As Gen Zers, we understand that there are positive attributes and negative attributes to social media, but right now, in their current use, they can be really harmful.

How does the Log Off Movement solve these problems?

Through our podcast, leadership advice, educational program on how to use online spaces safely, and blogging, we discuss ways to advance technology and allow it to return to being a tool rather than a a controller.

What we’re asking teens to do is be comfortable talking about their experiences so we can educate lawmakers to understand a Gen Z perspective, what we need from technology, our privacy issues, our having mental health issues. We have an advocacy initiative through Technology[nically] Policyadvocating for laws to ensure teens have a safe online experience, in particular the California Age-Appropriate Design Code Bill.

Your website indicates that you intend to promote healthy ways to exist on social media, rather than asking people to disconnect completely. What does healthy social media engagement look like?

I know that for me, I can’t disconnect completely. Healthy use of social media would be any interaction where the user feels they benefit and their health is not compromised. It’s mentally disconnecting for a second and thinking about what makes you happiest and why you’re on social media. If you’re not enjoying it at all, then I’d say the healthiest type of social media existence and the healthiest habit is to log off.

Having a digital presence may seem inevitable these days. Still, it doesn’t have to be exhausting. How have you adapted your own relationship to social networks? What methods worked?

Whenever I go through a stressful time with exams, I delete Instagram. I know that in times of stress, I’m going to tend to mindlessly use it as a form of coping. Another thing that worked for me is Grayscale, which makes the phone appear only black and white.

I always suggest screen genius, which offers solutions to limit screen time. I use Habit Lab for Chrome, which helps you reduce your time online. This creates a level of friction between you and the addictive technology.

Are there any apps that you particularly like?
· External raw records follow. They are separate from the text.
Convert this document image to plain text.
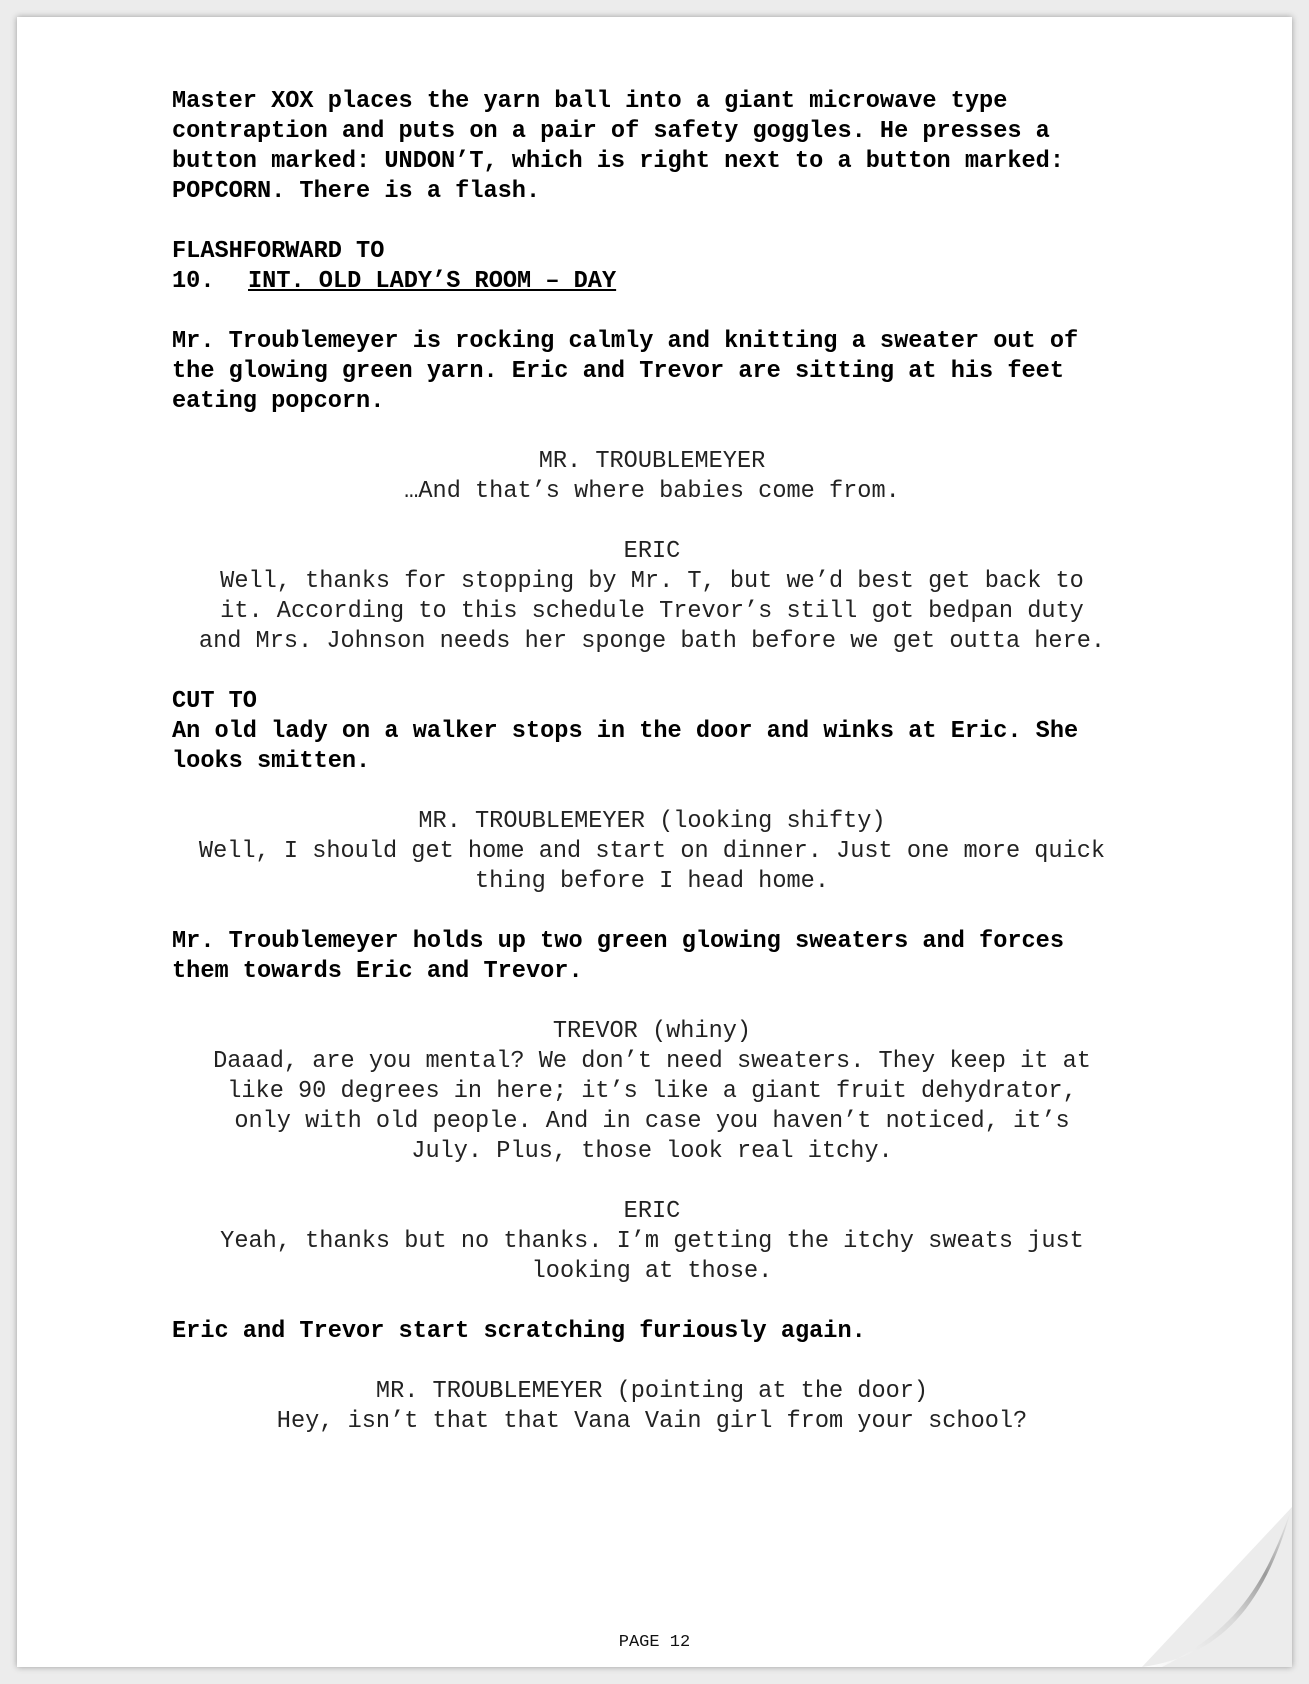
Master XOX places the yarn ball into a giant microwave type contraption and puts on a pair of safety goggles. He presses a button marked: UNDON’T, which is right next to a button marked: POPCORN. There is a flash.

FLASHFORWARD TO

10. INT. OLD LADY’S ROOM – DAY

Mr. Troublemeyer is rocking calmly and knitting a sweater out of the glowing green yarn. Eric and Trevor are sitting at his feet eating popcorn.

MR. TROUBLEMEYER
…And that’s where babies come from.
ERIC
Well, thanks for stopping by Mr. T, but we’d best get back to
it. According to this schedule Trevor’s still got bedpan duty
and Mrs. Johnson needs her sponge bath before we get outta here.

CUT TO

An old lady on a walker stops in the door and winks at Eric. She looks smitten.

MR. TROUBLEMEYER (looking shifty)
Well, I should get home and start on dinner. Just one more quick
thing before I head home.

Mr. Troublemeyer holds up two green glowing sweaters and forces them towards Eric and Trevor.

TREVOR (whiny)
Daaad, are you mental? We don’t need sweaters. They keep it at
like 90 degrees in here; it’s like a giant fruit dehydrator,
only with old people. And in case you haven’t noticed, it’s
July. Plus, those look real itchy.
ERIC
Yeah, thanks but no thanks. I’m getting the itchy sweats just
looking at those.

Eric and Trevor start scratching furiously again.

MR. TROUBLEMEYER (pointing at the door)
Hey, isn’t that that Vana Vain girl from your school?
PAGE 12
BeReal is my favorite. At some point during the day, you will receive a notification simply saying: “It’s time to be real”. And you take a picture of everything you do. It feels like a real time of someone’s day.

What feedback do you get from other teenagers?
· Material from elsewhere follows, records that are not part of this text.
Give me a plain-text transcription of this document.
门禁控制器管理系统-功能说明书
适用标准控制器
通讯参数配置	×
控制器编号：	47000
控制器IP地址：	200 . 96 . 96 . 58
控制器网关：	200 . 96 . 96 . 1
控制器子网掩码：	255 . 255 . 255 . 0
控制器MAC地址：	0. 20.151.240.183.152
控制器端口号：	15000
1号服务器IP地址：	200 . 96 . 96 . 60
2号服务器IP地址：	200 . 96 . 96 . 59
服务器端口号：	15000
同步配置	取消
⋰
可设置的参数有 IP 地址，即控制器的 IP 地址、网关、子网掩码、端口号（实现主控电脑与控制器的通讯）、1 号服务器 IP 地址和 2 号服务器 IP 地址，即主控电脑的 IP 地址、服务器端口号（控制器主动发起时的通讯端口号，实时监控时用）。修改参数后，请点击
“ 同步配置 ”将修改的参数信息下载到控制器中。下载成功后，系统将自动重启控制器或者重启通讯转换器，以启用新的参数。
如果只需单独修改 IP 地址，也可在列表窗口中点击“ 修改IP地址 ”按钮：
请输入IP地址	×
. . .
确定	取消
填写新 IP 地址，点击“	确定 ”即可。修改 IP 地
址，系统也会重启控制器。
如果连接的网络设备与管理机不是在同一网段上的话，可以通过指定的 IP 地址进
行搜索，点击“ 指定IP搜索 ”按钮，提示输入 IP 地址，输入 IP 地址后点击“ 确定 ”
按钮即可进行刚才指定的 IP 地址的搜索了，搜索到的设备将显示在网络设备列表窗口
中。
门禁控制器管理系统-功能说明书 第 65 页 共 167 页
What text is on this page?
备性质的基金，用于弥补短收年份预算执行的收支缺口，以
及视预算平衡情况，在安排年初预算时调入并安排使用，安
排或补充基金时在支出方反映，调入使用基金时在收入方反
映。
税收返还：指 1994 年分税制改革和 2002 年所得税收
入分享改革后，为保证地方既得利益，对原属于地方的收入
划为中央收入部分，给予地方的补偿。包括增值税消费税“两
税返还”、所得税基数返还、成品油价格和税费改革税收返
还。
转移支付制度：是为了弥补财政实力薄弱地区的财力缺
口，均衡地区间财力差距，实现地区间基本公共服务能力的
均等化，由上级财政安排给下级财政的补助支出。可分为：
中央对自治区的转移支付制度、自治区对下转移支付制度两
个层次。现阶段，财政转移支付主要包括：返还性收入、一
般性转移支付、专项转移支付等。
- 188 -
One spent six hours a day on social media and said her eyes hurt. Coming down, she says, she can now see better. It’s like the world is much clearer, both mentally and physically, for her.

What changes have you seen in your own mental health as a result of limiting your social media consumption?
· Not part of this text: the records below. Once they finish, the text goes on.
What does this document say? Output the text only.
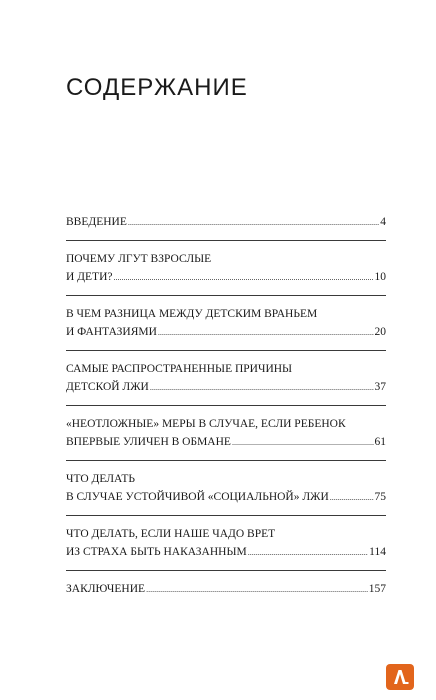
СОДЕРЖАНИЕ
ВВЕДЕНИЕ .....	4
ПОЧЕМУ ЛГУТ ВЗРОСЛЫЕ
И ДЕТИ? .....	10
В ЧЕМ РАЗНИЦА МЕЖДУ ДЕТСКИМ ВРАНЬЕМ
И ФАНТАЗИЯМИ .....	20
САМЫЕ РАСПРОСТРАНЕННЫЕ ПРИЧИНЫ
ДЕТСКОЙ ЛЖИ .....	37
«НЕОТЛОЖНЫЕ» МЕРЫ В СЛУЧАЕ, ЕСЛИ РЕБЕНОК
ВПЕРВЫЕ УЛИЧЕН В ОБМАНЕ .....	61
ЧТО ДЕЛАТЬ
В СЛУЧАЕ УСТОЙЧИВОЙ «СОЦИАЛЬНОЙ» ЛЖИ .....	75
ЧТО ДЕЛАТЬ, ЕСЛИ НАШЕ ЧАДО ВРЕТ
ИЗ СТРАХА БЫТЬ НАКАЗАННЫМ .....	114
ЗАКЛЮЧЕНИЕ .....	157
I’m still dealing with my generalized anxiety disorder, my OCD. But I can tell you significantly that the symptoms, especially around my body image, have really diminished.

What is your ultimate goal with this effort?

I really hope this will result in some sort of pivot that prioritizes the well-being of users in these online environments. Technology is embedded in the DNA of our generation. He works to push toward regulation, so that more systematic change can occur where individuals can feel more protected and find healthier habits.